Vaughn nodded a solemn yes.
“If it’s profits you guys are worried about,” said Perry. “This is the only cemetery within a thirty mile radius. You’re not ever gonna run out of customers.”
“That’s not the point,” Mel stammered. “It’s bad enough that I have grave robbers running loose, but to have a body found in someone else’s grave is such a… violation!”
“Mel’s right,” said Vaughn, his crisp voice belying his age. “People are sensitive about their dead.”
“I know that, Vaughn,” said Perry respectfully. Vaughn and Perry’s father were friends. Around Vaughn, Perry always behaved like an altar boy talking with an Archbishop.

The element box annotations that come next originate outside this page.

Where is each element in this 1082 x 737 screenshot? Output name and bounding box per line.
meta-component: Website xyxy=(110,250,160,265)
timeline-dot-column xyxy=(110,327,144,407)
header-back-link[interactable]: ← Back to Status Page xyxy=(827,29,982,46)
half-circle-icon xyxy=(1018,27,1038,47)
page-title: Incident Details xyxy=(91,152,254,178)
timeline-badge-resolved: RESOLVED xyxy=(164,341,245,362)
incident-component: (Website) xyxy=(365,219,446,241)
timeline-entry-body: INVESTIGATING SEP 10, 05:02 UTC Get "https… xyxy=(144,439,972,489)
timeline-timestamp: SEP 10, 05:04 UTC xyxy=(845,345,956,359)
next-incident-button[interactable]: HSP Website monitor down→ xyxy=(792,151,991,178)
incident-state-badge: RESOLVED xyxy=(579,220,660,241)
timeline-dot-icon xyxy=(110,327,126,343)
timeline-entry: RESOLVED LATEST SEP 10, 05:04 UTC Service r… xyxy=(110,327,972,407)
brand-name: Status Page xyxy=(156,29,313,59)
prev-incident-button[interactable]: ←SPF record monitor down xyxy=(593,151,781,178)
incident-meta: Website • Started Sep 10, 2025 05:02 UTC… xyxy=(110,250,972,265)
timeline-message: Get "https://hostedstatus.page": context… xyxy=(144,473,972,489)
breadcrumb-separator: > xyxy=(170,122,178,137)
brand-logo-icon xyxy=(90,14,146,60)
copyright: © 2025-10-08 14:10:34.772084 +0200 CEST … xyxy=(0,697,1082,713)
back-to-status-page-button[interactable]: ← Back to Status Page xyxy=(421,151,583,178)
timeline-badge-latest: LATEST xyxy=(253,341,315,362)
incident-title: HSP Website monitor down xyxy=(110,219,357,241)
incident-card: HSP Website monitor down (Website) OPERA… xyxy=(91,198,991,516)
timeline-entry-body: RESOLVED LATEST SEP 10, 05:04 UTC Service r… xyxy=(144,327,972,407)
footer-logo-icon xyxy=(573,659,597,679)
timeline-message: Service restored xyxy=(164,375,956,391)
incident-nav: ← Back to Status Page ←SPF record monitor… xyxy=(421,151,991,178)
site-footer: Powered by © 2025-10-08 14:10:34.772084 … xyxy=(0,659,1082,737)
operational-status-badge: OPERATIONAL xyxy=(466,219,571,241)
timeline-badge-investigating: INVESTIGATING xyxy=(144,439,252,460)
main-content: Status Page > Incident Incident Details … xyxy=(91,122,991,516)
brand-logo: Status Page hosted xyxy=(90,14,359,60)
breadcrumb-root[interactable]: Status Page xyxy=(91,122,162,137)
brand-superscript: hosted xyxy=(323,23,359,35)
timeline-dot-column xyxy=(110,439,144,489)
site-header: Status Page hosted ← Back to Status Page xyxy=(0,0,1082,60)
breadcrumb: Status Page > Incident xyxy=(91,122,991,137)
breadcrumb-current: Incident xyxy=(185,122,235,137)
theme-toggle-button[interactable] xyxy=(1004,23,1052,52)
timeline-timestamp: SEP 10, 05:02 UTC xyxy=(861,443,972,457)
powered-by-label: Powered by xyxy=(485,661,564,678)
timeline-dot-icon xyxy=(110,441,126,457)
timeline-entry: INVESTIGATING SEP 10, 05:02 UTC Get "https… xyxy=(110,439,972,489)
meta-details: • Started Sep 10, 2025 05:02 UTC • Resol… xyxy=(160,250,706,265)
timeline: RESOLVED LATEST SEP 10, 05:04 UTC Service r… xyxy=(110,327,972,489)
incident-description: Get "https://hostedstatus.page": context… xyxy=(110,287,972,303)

“That’s why this has to be handled with the utmost of discretion,” said Mel.
“Alright,” Perry said. “Fine! But let’s get the body out of here, then we’ll figure out how to break the news.”
“Thank you,” Mel said, then, as if he noticed me for the first time, said, “Hello, Del.”
I nodded to Mel. Alton pointed at me with his right index finger and thumb as if he were shooting a gun, which was his customary greeting. Then, with great pomposity, Perry stated, “I want to get this over with quick.” He rudely turned away from the others and came towards me. “The only thing I hate more than a dead body is being in a graveyard.”